ようやく春らしい気候になり、若葉の緑が目にしみるようになってきた上海です。春はお出かけにはもってこいの季節ですが、週末ごとに雨が降ったり、または逆に日差しが強すぎて外に出たくなかったり、大人も子供もお天気が気になるこの頃です。今回は、退屈している子供を連れて行くのにちょうどいい、上海科技館をご紹介しましょう。
上海科技館は、上海市人民政府が3年余りの月日をかけて建設した大型の科学博物館です。2001年4月に開館しました。場所は、2010年に万博が行われる上海市の東側です。地下鉄の駅と繋がっているので、雨でも気軽に訪れることができます。建物は地下1階から地上4階までで、3階までが展示ホールとなって一般に開放されています。地下1階は、地下鉄への連絡口やフードコート、お土産ショップなどとともに、世界最先端の技術が導入されているという立体映画館と、寝た姿勢でドーム型のスクリーンに映される映画を見られる映画館、また科技館の所蔵品の展示室などがあります。
1階は、4D映画館やレストランなどの設備があり、地球の歴史を知る「地殻の神秘を探るコーナー」、キッズの科学コーナー、物理化学コーナー、雲南省の森林を再現した「生物万象展示区」、子供にCAD(Computer Aided Design)を体験してもらう「設計士のゆりかごコーナー」に分かれています。2階は、地球の生態や環境を学ぶコーナー、ロボットの世界、世界の蜘蛛を集めたコーナー、情報の時代の先端科学を見るコーナー、歴史に残る科学者について知るコーナーなどがあります。3階は、宇宙についてのコーナーと、人体についてのコーナー、「太空影院」と名付けられたDigistar3というシステムを使ったドーム型マルチメディアデジタル映画館などが設置されています。
それぞれのコーナーでは、展示を見るだけでなく、体験型のスペースが設けられており、たとえば1階の地殻のコーナーでは、地殻探査のエレベーターに乗って地球の真ん中へ行くというアトラクションのようなコーナーがあります。そこでは、途中でエレベーターが壊れてしまい開いたドアから外に出るという設定になっており、地震の揺れを体験できる橋を渡ることができるのです。また、「生物万象」の森では、熱帯の森の中にいるような気分が味わえます。
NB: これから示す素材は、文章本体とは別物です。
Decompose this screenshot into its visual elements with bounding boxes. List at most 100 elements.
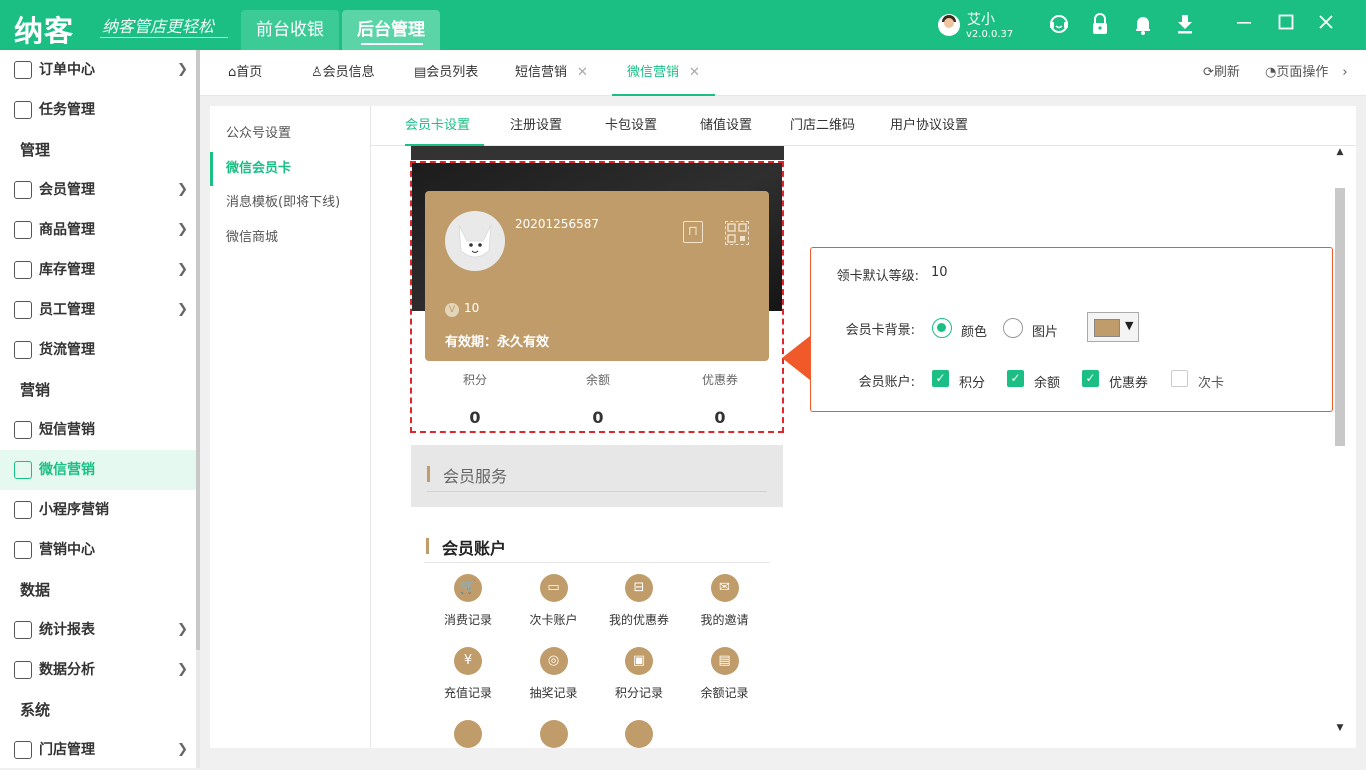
card-stat-1: 余额 0: [543, 371, 653, 427]
sidebar-item-9[interactable]: 短信营销: [0, 410, 196, 450]
tab-close-icon[interactable]: ✕: [577, 65, 588, 80]
bell-icon[interactable]: [1131, 13, 1155, 37]
inner-tab-0[interactable]: 会员卡设置: [405, 106, 485, 146]
color-picker[interactable]: ▼: [1087, 312, 1139, 342]
refresh-button[interactable]: ⟳刷新: [1203, 50, 1240, 96]
member-account-title: 会员账户: [442, 539, 507, 558]
account-item-label: 我的邀请: [700, 613, 749, 627]
page-operations-button[interactable]: ◔页面操作 ›: [1265, 50, 1348, 96]
bg-color-radio[interactable]: [932, 318, 952, 338]
sidebar-item-6[interactable]: 员工管理 ❯: [0, 290, 196, 330]
sidebar-item-label: 订单中心: [39, 62, 95, 78]
sidebar-item-label: 商品管理: [39, 222, 95, 238]
account-checkbox-1[interactable]: ✓: [1007, 370, 1024, 387]
lock-icon[interactable]: [1088, 13, 1112, 37]
account-checkbox-3[interactable]: [1171, 370, 1188, 387]
account-item-2[interactable]: ⊟ 我的优惠券: [599, 574, 679, 628]
headset-icon[interactable]: [1047, 13, 1071, 37]
sidebar-item-label: 会员管理: [39, 182, 95, 198]
inner-tab-4[interactable]: 门店二维码: [790, 106, 855, 146]
bg-color-label: 颜色: [961, 325, 988, 340]
account-item-6[interactable]: ▣ 积分记录: [599, 647, 679, 701]
content-scrollbar[interactable]: ▲ ▼: [1334, 146, 1346, 738]
sidebar-item-7[interactable]: 货流管理: [0, 330, 196, 370]
stat-label: 余额: [585, 373, 610, 387]
account-item-5[interactable]: ◎ 抽奖记录: [514, 647, 594, 701]
card-avatar: [445, 211, 505, 271]
qr-code-icon[interactable]: [725, 221, 749, 245]
sidebar-item-11[interactable]: 小程序营销: [0, 490, 196, 530]
vip-icon: V: [445, 303, 459, 317]
minimize-icon[interactable]: [1232, 13, 1256, 37]
inner-tab-5[interactable]: 用户协议设置: [890, 106, 968, 146]
sidebar-scrollbar[interactable]: [196, 50, 200, 768]
close-icon[interactable]: [1314, 13, 1338, 37]
account-item-partial[interactable]: [599, 720, 679, 748]
tab-label: 微信营销: [627, 65, 680, 80]
tab-0[interactable]: ⌂首页: [228, 50, 262, 96]
tab-label: 会员信息: [322, 65, 375, 80]
tab-2[interactable]: ▤会员列表: [414, 50, 478, 96]
sidebar-item-5[interactable]: 库存管理 ❯: [0, 250, 196, 290]
nav-back-office[interactable]: 后台管理: [342, 10, 440, 50]
member-account-section: 会员账户 🛒 消费记录 ▭ 次卡账户 ⊟ 我的优惠券 ✉ 我的邀请 ¥ 充值记录 ◎ 抽奖记录 ▣ 积分记…: [410, 516, 784, 748]
sidebar-item-label: 微信营销: [39, 462, 95, 478]
sidebar-item-4[interactable]: 商品管理 ❯: [0, 210, 196, 250]
chevron-right-icon: ❯: [177, 662, 188, 677]
inner-tab-2[interactable]: 卡包设置: [605, 106, 657, 146]
account-item-1[interactable]: ▭ 次卡账户: [514, 574, 594, 628]
nav-back-office-label: 后台管理: [357, 20, 425, 40]
subnav-item-0[interactable]: 公众号设置: [210, 117, 370, 151]
nav-front-cashier[interactable]: 前台收银: [241, 10, 339, 50]
tab-label: 短信营销: [515, 65, 568, 80]
sidebar-item-10[interactable]: 微信营销: [0, 450, 196, 490]
member-services-title: 会员服务: [443, 467, 508, 486]
account-item-0[interactable]: 🛒 消费记录: [428, 574, 508, 628]
maximize-icon[interactable]: [1274, 13, 1298, 37]
bg-image-radio[interactable]: [1003, 318, 1023, 338]
account-item-4[interactable]: ¥ 充值记录: [428, 647, 508, 701]
stat-value: 0: [592, 408, 604, 427]
account-item-label: 充值记录: [443, 686, 492, 700]
default-level-value[interactable]: 10: [931, 265, 948, 280]
account-item-3[interactable]: ✉ 我的邀请: [685, 574, 765, 628]
account-checkbox-0[interactable]: ✓: [932, 370, 949, 387]
sidebar-item-15[interactable]: 数据分析 ❯: [0, 650, 196, 690]
subnav-item-1[interactable]: 微信会员卡: [210, 151, 370, 186]
scroll-thumb[interactable]: [1335, 188, 1345, 446]
sidebar-item-14[interactable]: 统计报表 ❯: [0, 610, 196, 650]
member-card-zone[interactable]: 20201256587 ⊓ V 10 有效期：永久有效 积分 0 余额 0 优惠券 0: [410, 161, 784, 433]
tab-label: 会员列表: [426, 65, 479, 80]
account-item-partial[interactable]: [428, 720, 508, 748]
account-item-partial[interactable]: [514, 720, 594, 748]
sidebar-item-0[interactable]: 订单中心 ❯: [0, 50, 196, 90]
inner-tab-1[interactable]: 注册设置: [510, 106, 562, 146]
scroll-up-arrow-icon[interactable]: ▲: [1334, 146, 1346, 158]
sidebar-item-label: 营销中心: [39, 542, 95, 558]
sidebar-item-17[interactable]: 门店管理 ❯: [0, 730, 196, 770]
sidebar-item-1[interactable]: 任务管理: [0, 90, 196, 130]
subnav-item-2[interactable]: 消息模板(即将下线): [210, 186, 370, 220]
account-checkbox-2[interactable]: ✓: [1082, 370, 1099, 387]
sidebar-scroll-thumb[interactable]: [196, 50, 200, 650]
tab-1[interactable]: ♙会员信息: [311, 50, 375, 96]
sidebar-item-12[interactable]: 营销中心: [0, 530, 196, 570]
tab-close-icon[interactable]: ✕: [689, 65, 700, 80]
account-partial-icon: [454, 720, 482, 748]
tab-4[interactable]: 微信营销 ✕: [612, 50, 715, 96]
sidebar-item-label: 任务管理: [39, 102, 95, 118]
analysis-icon: [14, 661, 32, 679]
account-item-7[interactable]: ▤ 余额记录: [685, 647, 765, 701]
inner-tabs: 会员卡设置 注册设置 卡包设置 储值设置 门店二维码 用户协议设置: [371, 106, 1356, 146]
section-divider: [424, 562, 770, 563]
section-divider: [427, 491, 767, 492]
account-partial-icon: [625, 720, 653, 748]
download-icon[interactable]: [1173, 13, 1197, 37]
scroll-down-arrow-icon[interactable]: ▼: [1334, 722, 1346, 734]
subnav-item-3[interactable]: 微信商城: [210, 221, 370, 255]
sidebar-item-3[interactable]: 会员管理 ❯: [0, 170, 196, 210]
account-checkbox-label: 次卡: [1198, 376, 1225, 391]
wheel-icon: ◎: [539, 647, 568, 675]
tab-3[interactable]: 短信营销 ✕: [515, 50, 588, 96]
inner-tab-3[interactable]: 储值设置: [700, 106, 752, 146]
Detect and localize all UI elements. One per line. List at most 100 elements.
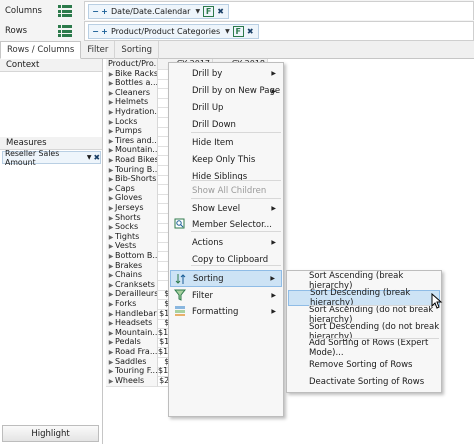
row-header-label: Shorts: [115, 212, 141, 222]
row-header-label: Tires and...: [115, 135, 158, 145]
expand-row-icon[interactable]: ▶: [107, 377, 115, 386]
menu-item-show-level[interactable]: Show Level ▶: [170, 200, 282, 217]
row-header-label: Jerseys: [115, 203, 144, 212]
row-header-label: Forks: [115, 299, 137, 308]
menu-item-sorting[interactable]: Sorting ▶: [170, 270, 282, 287]
sorting-submenu: Sort Ascending (break hierarchy) Sort Des…: [286, 270, 442, 393]
submenu-item-add-sorting-of-rows-expert-mode[interactable]: Add Sorting of Rows (Expert Mode)...: [288, 338, 440, 358]
row-header-label: Cleaners: [115, 87, 151, 97]
menu-item-label: Drill Down: [192, 119, 236, 130]
formatting-icon: [175, 306, 185, 316]
rows-drop-row: Rows − + Product/Product Categories ▼ F …: [0, 20, 474, 42]
columns-grid-icon[interactable]: [58, 5, 72, 17]
remove-icon[interactable]: ✖: [93, 153, 100, 162]
filter-icon[interactable]: F: [232, 25, 244, 37]
collapse-icon[interactable]: −: [91, 7, 100, 16]
menu-item-filter[interactable]: Filter ▶: [170, 287, 282, 304]
menu-item-label: Keep Only This: [192, 154, 256, 165]
menu-item-formatting[interactable]: Formatting ▶: [170, 303, 282, 320]
submenu-separator: [309, 305, 439, 306]
remove-icon[interactable]: ✖: [215, 7, 226, 16]
row-header-label: Tights: [115, 231, 140, 241]
mouse-cursor-icon: [431, 293, 443, 309]
submenu-arrow-icon: ▶: [270, 275, 275, 282]
context-menu: Drill by ▶ Drill by on New Page ▶ Drill Up Dr…: [168, 62, 284, 417]
menu-item-keep-only-this[interactable]: Keep Only This: [170, 151, 282, 168]
filter-icon: [174, 289, 186, 301]
submenu-item-sort-descending-break-hierarchy[interactable]: Sort Descending (break hierarchy): [288, 288, 440, 308]
menu-item-drill-by-on-new-page[interactable]: Drill by on New Page ▶: [170, 83, 282, 100]
context-header: Context: [0, 59, 102, 72]
submenu-arrow-icon: ▶: [271, 205, 276, 212]
remove-icon[interactable]: ✖: [245, 27, 256, 36]
row-header-label: Handlebars: [115, 308, 158, 318]
menu-item-label: Show Level: [192, 203, 241, 214]
row-header-label: Brakes: [115, 260, 143, 270]
row-header-label: Pedals: [115, 337, 141, 347]
menu-item-label: Drill Up: [192, 102, 224, 113]
submenu-item-remove-sorting-of-rows[interactable]: Remove Sorting of Rows: [288, 357, 440, 373]
row-header-label: Chains: [115, 270, 143, 280]
submenu-arrow-icon: ▶: [271, 70, 276, 77]
columns-drop-area[interactable]: − + Date/Date.Calendar ▼ F ✖: [84, 1, 474, 21]
collapse-icon[interactable]: −: [91, 27, 100, 36]
dropdown-icon[interactable]: ▼: [193, 8, 202, 15]
menu-item-actions[interactable]: Actions ▶: [170, 234, 282, 251]
menu-item-drill-by[interactable]: Drill by ▶: [170, 65, 282, 82]
menu-item-label: Formatting: [192, 306, 239, 317]
rows-chip-label: Product/Product Categories: [111, 26, 221, 36]
row-header-label: Touring B...: [115, 164, 158, 174]
row-header-label: Locks: [115, 116, 138, 126]
tab-filter[interactable]: Filter: [81, 41, 116, 59]
row-header-label: Caps: [115, 183, 135, 193]
row-header-label: Socks: [115, 222, 139, 232]
row-header-label: Wheels: [115, 375, 145, 385]
submenu-item-deactivate-sorting-of-rows[interactable]: Deactivate Sorting of Rows: [288, 374, 440, 390]
menu-separator: [191, 132, 281, 133]
measure-chip-label: Reseller Sales Amount: [5, 148, 60, 167]
columns-chip[interactable]: − + Date/Date.Calendar ▼ F ✖: [88, 3, 230, 19]
menu-item-hide-item[interactable]: Hide Item: [170, 134, 282, 151]
row-header-label: Road Bikes: [115, 155, 158, 164]
columns-chip-label: Date/Date.Calendar: [111, 6, 191, 16]
menu-item-label: Filter: [192, 290, 214, 301]
row-header-label: Road Fra...: [115, 347, 158, 356]
dropdown-icon[interactable]: ▼: [223, 28, 232, 35]
row-header-label: Touring F...: [115, 366, 158, 376]
filter-icon[interactable]: F: [203, 5, 215, 17]
rows-drop-area[interactable]: − + Product/Product Categories ▼ F ✖: [84, 21, 474, 41]
row-header-label: Helmets: [115, 97, 149, 107]
menu-item-label: Copy to Clipboard: [192, 254, 269, 265]
submenu-arrow-icon: ▶: [271, 239, 276, 246]
rows-chip[interactable]: − + Product/Product Categories ▼ F ✖: [88, 23, 259, 39]
row-header-label: Pumps: [115, 126, 142, 136]
submenu-arrow-icon: ▶: [271, 292, 276, 299]
row-header-label: Bib-Shorts: [115, 174, 157, 184]
measure-chip[interactable]: Reseller Sales Amount ▼ ✖: [2, 148, 101, 167]
menu-item-drill-up[interactable]: Drill Up: [170, 99, 282, 116]
menu-item-show-all-children[interactable]: Show All Children: [170, 182, 282, 199]
expand-icon[interactable]: +: [100, 7, 109, 16]
tab-sorting[interactable]: Sorting: [115, 41, 159, 59]
columns-drop-row: Columns − + Date/Date.Calendar ▼ F ✖: [0, 0, 474, 22]
rows-grid-icon[interactable]: [58, 25, 72, 37]
row-header-label: Saddles: [115, 356, 147, 366]
row-header-label: Headsets: [115, 318, 153, 328]
menu-item-label: Drill by: [192, 68, 223, 79]
submenu-item-sort-ascending-do-not-break-hierarchy[interactable]: Sort Ascending (do not break hierarchy): [288, 305, 440, 325]
menu-item-drill-down[interactable]: Drill Down: [170, 116, 282, 133]
menu-item-label: Show All Children: [192, 185, 267, 196]
menu-separator: [191, 265, 281, 266]
dropdown-icon[interactable]: ▼: [87, 154, 92, 161]
member-selector-icon: [174, 218, 185, 229]
submenu-arrow-icon: ▶: [271, 308, 276, 315]
tab-rows-columns[interactable]: Rows / Columns: [0, 41, 82, 59]
menu-item-label: Drill by on New Page: [192, 86, 281, 96]
rows-label: Rows: [5, 26, 28, 36]
row-header-label: Derailleurs: [115, 289, 158, 299]
menu-separator: [191, 231, 281, 232]
row-header-cell[interactable]: ▶ Wheels: [106, 375, 158, 387]
highlight-button[interactable]: Highlight: [2, 425, 99, 442]
tab-bar: Rows / Columns Filter Sorting: [0, 41, 474, 59]
expand-icon[interactable]: +: [100, 27, 109, 36]
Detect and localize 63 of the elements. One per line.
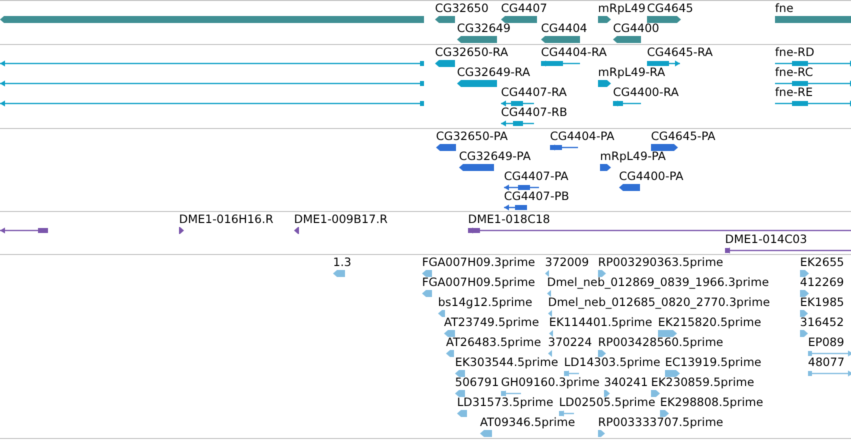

時おり霧雨が降ってきたり、雷が光ったり、という手の込みようです。
キッズのコーナーでは、工事現場で働く人になったつもりで、ほかの子供たちと一緒に作業をすることができたり、大きな滑り台で遊んだり、テレビ電話を体験したりできます。触って遊べるものがたくさんあるので、小さな子供でもかなり興奮して一日中遊んでくれます。大人でも、博物館や科学館が好きな人ならゆっくり一日かけて見て回れます。映画は別料金ですが、これもなかなか迫力があって面白いのです。この科技館には4つの映画館があり、それぞれ最先端の技術が搭載されています。アジアでも最大級の科学映画館だそうです。
疲れれば、広い吹き抜けのあるホールで休憩もできますし、レストランもあります。時間内ならば、出口で手にスタンプを押してもらえば外に出てまた入場することも可能ですので、外の広場で子供を走り回らせてから、もう一度展示を見ることもできます。中国ならではの、広大な面積を使った大きな施設なので、その外観をみるだけでも価値があると思います。
□上海科技館
住所:上海市浦東新区世紀大道2000号
交通機関:地下鉄2号線「上海科技館」、地下鉄4号線「浦電路」下車
開館時間:9時〜17時15分 月曜休館
入場料:大人60元、学生(および身長120センチ以上の児童)45元。そのほかに各種年間入場カードもあります。
画像上右:鉱石の展示コーナー。
画像上左:パソコンを使ってクイズ形式のゲームなどで遊べます。子供たちに人気。
画像下右:キッズコーナー。大きな滑り台や、ポンプの実験器具などがあります。
画像下左:明るい吹き抜けのあるホール。疲れたらここのベンチで休みましょう。